Home > The Geneva Accords - Text and Context

The Geneva Accords - Text and Context

by Open-Publishing - Thursday 11 December 2003

[Reuven Kaminer is a long-time socialist activist in Jerusalem. The
following text is a position paper that he contributed to a coming
discussion of the Palestine- Israel Academic Group. — psMod]

1) Even the most serious detractors of the Geneva Accords (GA) on the
left and in the peace movement admit that the political, psychological
and diplomatic impact of the initiative has been tremendous. The serious
impact stems from the fact that the GA are based on a comprehensive text
which represents a serious and honest attempt to balance the interests
of both peoples. Of course, the balance is not perfect. The text fails
to reverse the effects of many unjust actions committed against the
Palestinian people. However, even with this limitation, the GA do create
a serious political option that could reverse current trends and plots
against the Palestinian people.

2) Though support for the Accords implies a sincere readiness to make
peace on their basis, there is no need for a reverential approach to the
text. Negotiations will create a basis for trade-offs that can improve
the text for both sides and of course the text is always open for
mutually accepted changes and amendments. One can also hope that there
will be more room for generosity and a sense of rapprochement,
especially regarding the suffering of the Palestinian people.

3) Without in any way minimizing the importance of the text of GA text,
it is important to realize the decisive importance of the context. At
the current point in time, it is the context which imparts so much
importance to the GA.

4) Any analysis concerning the struggle for the self- determination of
the Palestinian people must start with the examination of the main
forces arraigned against them. Indeed, the struggle of the Palestinian
people for self-determination faces an immensely powerful coalition of
reactionary forces. Sharon and the settler right are linked up with
Bush, and the neo-conservative cabal in Washington where the ’special
relationship’ grants special status to Sharon as a junior partner in the
’anti-terrorist’ alignment of repression.

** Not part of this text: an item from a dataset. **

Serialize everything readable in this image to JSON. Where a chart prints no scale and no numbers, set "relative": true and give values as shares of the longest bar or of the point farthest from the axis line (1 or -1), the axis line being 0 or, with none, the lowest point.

5) In the absence of any indication of an imminent revolutionary
transformation of international reality, we must of necessity relate to
the actual, very real, contradictions in the anti-Palestinian coalition.
We must focus our observations and our actions on every gap and
contradiction in the alignment of the forces, which have imposed and are
backing the present status quo.

6) The setbacks of the U.S. forces in Iraq, together with a number of
social and economic processes on the global level, have created a
serious crisis for the U.S. unilateralists. As the U.S. finds itself
increasingly isolated, there are increasing possibilities of a serious
and important shift in the international political arena that will stem
either from a set of retreats by the Bush administration or the possible
defeat of Bush in the November 2004 elections.

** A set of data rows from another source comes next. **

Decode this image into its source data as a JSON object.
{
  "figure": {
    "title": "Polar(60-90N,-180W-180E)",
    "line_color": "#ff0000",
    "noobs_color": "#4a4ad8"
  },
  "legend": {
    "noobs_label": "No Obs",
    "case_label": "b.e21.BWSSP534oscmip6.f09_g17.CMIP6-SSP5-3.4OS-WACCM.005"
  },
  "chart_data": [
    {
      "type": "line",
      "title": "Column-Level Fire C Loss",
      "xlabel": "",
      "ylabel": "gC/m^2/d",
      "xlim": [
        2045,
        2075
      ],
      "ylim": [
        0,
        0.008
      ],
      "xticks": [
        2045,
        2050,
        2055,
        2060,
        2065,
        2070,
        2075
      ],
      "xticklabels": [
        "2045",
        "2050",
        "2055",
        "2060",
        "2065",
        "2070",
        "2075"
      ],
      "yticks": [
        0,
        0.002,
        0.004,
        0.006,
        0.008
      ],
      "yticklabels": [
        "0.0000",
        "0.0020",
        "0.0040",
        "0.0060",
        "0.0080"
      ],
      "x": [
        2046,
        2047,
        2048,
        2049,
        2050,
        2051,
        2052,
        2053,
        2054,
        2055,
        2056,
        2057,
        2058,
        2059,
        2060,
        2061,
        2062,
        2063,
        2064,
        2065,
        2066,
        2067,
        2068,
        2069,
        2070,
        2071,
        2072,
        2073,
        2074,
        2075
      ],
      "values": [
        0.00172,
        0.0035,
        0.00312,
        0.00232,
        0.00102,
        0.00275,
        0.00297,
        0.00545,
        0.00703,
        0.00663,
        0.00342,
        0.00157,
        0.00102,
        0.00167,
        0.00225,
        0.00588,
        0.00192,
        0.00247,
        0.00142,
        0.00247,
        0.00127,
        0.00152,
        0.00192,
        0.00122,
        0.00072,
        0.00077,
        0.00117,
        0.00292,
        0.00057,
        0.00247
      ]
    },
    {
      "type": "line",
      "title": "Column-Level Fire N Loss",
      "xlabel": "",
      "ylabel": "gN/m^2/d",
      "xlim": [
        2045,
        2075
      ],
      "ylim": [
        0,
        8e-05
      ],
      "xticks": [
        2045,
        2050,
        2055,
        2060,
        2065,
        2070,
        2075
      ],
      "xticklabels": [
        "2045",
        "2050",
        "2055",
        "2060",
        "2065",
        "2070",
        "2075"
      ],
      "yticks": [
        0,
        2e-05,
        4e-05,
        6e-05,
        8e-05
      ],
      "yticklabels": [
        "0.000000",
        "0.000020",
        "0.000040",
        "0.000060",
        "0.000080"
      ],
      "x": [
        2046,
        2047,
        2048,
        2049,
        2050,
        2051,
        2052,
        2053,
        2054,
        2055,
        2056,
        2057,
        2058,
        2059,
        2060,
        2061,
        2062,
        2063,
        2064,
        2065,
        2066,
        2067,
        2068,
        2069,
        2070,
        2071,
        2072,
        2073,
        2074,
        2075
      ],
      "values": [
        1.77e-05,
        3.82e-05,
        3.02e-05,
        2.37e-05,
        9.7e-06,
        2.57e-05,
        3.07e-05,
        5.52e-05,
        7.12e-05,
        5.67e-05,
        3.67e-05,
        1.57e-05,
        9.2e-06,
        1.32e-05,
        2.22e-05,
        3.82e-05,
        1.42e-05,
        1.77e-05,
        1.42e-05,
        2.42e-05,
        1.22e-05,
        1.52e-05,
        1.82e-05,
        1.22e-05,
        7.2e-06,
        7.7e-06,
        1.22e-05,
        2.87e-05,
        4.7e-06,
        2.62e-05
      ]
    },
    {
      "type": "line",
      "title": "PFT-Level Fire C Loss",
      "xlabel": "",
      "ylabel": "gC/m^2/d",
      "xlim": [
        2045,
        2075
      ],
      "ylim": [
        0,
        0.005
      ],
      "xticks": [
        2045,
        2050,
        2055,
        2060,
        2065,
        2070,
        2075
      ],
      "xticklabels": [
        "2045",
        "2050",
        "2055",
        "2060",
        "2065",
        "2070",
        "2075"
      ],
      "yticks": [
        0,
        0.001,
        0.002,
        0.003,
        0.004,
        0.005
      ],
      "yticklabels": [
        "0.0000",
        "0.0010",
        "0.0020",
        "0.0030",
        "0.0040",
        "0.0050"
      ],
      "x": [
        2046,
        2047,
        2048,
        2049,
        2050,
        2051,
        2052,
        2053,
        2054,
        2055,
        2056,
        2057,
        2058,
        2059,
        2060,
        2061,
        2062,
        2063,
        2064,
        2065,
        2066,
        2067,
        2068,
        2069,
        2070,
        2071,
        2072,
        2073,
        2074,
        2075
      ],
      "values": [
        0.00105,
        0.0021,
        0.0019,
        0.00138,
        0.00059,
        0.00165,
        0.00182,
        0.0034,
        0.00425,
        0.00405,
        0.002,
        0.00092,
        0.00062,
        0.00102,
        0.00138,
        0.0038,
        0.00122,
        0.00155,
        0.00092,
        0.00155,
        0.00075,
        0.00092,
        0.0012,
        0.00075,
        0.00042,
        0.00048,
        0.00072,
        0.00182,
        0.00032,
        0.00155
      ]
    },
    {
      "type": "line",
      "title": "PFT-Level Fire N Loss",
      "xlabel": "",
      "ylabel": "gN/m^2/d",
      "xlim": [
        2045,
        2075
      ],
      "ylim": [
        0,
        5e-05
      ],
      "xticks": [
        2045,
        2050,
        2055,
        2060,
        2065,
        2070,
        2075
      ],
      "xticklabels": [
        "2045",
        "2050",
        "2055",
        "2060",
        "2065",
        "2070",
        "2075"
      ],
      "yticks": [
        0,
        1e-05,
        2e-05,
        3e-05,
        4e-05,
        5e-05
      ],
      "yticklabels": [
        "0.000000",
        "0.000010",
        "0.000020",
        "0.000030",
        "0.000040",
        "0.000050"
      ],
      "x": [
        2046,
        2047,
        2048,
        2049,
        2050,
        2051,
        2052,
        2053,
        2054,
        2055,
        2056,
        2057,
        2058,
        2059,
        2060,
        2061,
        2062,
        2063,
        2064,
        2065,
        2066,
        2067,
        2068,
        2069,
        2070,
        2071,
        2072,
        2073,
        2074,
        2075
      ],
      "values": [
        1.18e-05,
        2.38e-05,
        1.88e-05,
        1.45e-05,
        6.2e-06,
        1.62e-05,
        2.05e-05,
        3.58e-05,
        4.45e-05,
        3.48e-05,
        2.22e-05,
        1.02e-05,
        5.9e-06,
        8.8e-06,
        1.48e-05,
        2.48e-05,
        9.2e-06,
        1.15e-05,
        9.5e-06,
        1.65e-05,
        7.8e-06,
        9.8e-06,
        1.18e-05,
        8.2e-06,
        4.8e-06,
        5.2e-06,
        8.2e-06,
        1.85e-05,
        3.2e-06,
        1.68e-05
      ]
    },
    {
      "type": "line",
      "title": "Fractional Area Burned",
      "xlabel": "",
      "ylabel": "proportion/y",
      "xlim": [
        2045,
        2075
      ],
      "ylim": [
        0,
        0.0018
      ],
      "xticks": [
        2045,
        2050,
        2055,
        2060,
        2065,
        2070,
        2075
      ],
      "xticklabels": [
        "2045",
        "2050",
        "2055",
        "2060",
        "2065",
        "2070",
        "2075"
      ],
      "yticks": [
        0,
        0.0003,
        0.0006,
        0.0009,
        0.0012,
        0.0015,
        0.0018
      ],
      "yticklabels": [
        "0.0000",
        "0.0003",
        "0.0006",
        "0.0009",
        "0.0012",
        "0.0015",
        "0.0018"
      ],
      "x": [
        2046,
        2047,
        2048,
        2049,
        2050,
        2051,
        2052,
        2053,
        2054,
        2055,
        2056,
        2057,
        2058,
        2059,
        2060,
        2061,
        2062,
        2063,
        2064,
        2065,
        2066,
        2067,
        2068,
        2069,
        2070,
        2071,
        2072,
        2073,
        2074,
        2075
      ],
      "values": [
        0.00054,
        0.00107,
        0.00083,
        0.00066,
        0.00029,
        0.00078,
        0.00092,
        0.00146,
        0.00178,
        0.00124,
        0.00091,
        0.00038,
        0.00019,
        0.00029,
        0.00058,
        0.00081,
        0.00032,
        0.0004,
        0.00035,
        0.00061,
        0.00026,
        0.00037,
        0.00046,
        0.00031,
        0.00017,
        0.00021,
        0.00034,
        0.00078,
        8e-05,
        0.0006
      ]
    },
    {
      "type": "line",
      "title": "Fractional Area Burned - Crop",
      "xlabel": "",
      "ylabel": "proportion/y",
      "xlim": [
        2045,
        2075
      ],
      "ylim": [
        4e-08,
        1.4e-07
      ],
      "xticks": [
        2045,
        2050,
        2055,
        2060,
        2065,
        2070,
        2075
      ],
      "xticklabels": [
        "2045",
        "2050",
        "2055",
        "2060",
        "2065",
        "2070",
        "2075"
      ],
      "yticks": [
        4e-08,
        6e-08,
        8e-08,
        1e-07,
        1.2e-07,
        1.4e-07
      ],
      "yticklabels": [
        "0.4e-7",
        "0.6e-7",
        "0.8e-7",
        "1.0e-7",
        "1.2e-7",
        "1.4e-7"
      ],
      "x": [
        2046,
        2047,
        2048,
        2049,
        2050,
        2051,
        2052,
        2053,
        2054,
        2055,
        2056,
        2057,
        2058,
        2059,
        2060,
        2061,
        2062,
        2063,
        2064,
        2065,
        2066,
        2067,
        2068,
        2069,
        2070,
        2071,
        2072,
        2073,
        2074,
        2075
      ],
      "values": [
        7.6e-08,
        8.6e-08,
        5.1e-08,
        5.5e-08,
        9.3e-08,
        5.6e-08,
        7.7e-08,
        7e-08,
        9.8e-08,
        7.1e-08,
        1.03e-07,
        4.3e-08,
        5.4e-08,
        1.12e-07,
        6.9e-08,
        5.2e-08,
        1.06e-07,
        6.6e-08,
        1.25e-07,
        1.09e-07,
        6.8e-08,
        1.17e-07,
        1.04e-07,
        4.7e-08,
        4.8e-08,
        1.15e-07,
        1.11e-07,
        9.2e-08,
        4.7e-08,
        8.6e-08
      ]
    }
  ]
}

7) The genuine possibility for such a shift is based on the independent
role of Europe, dissent in the few important capitalist countries whose
governments still support the United States and the intensified activity
of globalist elements in the United States. The massive international
peace movement and the movement against globalization both express these
processes and accelerate them.

8) These new elements in the international scene create a possibility
for a shift in the present relationship of forces. This shift can negate
Sharon’s privileged status and create opportunities for a two state
solution that is not a mechanical reflection of U.S.-Israel superiority.
Whatever the odds on this kind of positive development, they represent
the only real option that can bring an end the occupation and the
terrible suffering of the Palestinian masses.

9) The Geneva Accords are a reflection of this shift. They were not
"made in the U.S.A", but are a product of the direct and indirect
influence of the European countries (mainly, ’Old Europe’). They
represent the refusal of Europe, and the overwhelming majority of the
international community, the UN and its Security Council and even to a
certain degree Bush’s loyal ally, England, to tail after Bush and Sharon
on the Israeli-Palestinian issue. In addition, these trends are
reflected in almost daily expressions of Washingtonian unease with the
total identification between the United States and Sharon.

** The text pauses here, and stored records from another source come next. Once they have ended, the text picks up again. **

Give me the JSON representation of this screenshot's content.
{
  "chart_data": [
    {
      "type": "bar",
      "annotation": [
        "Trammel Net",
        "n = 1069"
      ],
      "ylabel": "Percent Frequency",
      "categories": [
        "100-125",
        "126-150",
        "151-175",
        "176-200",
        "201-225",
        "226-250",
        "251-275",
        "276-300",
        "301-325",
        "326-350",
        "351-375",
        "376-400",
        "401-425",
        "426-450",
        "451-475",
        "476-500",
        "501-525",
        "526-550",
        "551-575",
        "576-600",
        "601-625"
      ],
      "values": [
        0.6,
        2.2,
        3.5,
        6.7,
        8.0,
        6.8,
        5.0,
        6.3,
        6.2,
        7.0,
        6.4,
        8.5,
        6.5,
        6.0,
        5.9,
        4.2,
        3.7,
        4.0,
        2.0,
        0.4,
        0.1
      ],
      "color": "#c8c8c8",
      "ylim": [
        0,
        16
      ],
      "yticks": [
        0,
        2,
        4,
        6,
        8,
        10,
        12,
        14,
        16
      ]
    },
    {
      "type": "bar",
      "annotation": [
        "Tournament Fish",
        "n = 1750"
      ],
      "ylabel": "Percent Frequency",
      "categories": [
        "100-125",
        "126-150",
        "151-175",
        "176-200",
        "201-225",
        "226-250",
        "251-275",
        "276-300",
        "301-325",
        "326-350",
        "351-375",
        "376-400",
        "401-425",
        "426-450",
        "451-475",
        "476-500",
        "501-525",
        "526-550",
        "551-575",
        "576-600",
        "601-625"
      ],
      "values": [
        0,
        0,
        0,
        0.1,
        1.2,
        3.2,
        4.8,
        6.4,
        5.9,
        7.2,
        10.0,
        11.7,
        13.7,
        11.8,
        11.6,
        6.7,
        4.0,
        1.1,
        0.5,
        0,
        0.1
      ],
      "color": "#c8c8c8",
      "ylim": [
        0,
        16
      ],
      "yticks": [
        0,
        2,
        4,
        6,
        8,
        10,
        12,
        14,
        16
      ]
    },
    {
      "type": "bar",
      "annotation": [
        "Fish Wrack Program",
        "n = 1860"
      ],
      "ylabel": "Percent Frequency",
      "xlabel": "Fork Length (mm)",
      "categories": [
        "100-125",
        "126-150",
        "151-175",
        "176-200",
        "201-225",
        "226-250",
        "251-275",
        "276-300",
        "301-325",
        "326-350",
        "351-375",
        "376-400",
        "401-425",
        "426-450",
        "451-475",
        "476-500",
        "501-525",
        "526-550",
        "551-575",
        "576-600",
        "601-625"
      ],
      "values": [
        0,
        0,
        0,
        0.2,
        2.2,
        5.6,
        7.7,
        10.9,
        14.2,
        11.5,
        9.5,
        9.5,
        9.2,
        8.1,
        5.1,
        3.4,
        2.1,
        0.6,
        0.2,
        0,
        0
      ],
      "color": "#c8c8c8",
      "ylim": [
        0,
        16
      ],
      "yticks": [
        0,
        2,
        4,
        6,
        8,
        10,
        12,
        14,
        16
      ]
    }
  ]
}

Real, (often) Messy Politics versus the Pleasures of Utopian Dreaming

10) There is renewed interest and even a certain increase in support for
the one-state solution (1SS) as opposed to the two-state solution (2SS),
especially in intellectual circles in the West. Of course, support for a
1SS reflects despair over the fact that the rulers in Washington and
Israel appear to have sufficient force at their disposal to prevent any
pressure on Israel for concessions. This being the case, hopes for the
Palestinians are transferred, according to this logic, to long-range
processes that would bring into existence a Palestinian majority in the
area between the sea and the Jordan. In these circumstances, it is
suggested, the path would be open to demand and receive full Palestinian
enfranchisement and a democratic state.

11) However, the one state solution is highly Utopian and its adherents
can point only to rather hazy long- range processes as the basis for its
highly speculative materialization. The increased magnetism of the idea
of the 1SS seems to stem less from the idea of any solution, proper, and
more from the justified sense that the peaceful demise of Israel would
be a just and proper sanction against Israel for its criminal behavior
towards the Palestinian people. This sentiment may be totally justified
from the ethical and moral point of view. However, it is blind from the
political point of view.

12) No one has pointed out how we are going to reach the safe shores of
a single democratic state (nor have we any conceptual framework re the
mechanisms of single state remotely resembling the detailed blueprint
offered by the GA). Time in itself cannot promise the minimum level of
generosity and sensitivity required from both national groups for life
in a united state. This is, of course, especially true for the Israeli
Jews, who have been corrupted with a sense of superiority. At any rate,
the time frame for a one state solution is so blurry and so far fetched
as to lack any kind of concrete significance. Hence, the 1SS is not a
real option or an authentic alternative to the struggle for a
reasonable, practical and logical 2SS.

In Summary

It is the special responsibility of those among us on the left who are
ideologically and philosophically committed to the traditions and the
aspirations linked with revolutionary thinking to define the present
period without embellishment. Our current epoch is not revolutionary,
and it is characterized by a war of positions. This being the case
(despite our hopes for an early reversal of the dominant
non-revolutionary trends) our efforts and intentions must be riveted to
intervention at specific points in international politics. The most
important of these is to stall, frustrate and defeat the machinations of
the Bush-Cheney cabal. This gang would have us live in a perpetual state
of war and reactionary intervention in the name of the holy war against
’terrorism.’ They would like to define the politics of the struggle for
the freedom of Palestine as just another arena in the battle against
terrorism. In countering their schemes, we have, on a global scale,
serious allies and a broad coalition of forces, which oppose the
Bush-Sharon politics of repression, expropriation and expulsion. In this
vital sense, the GA are an excellent tool to activate our forces and to
isolate Bush and Cheney’s Enron- Halliburton clan.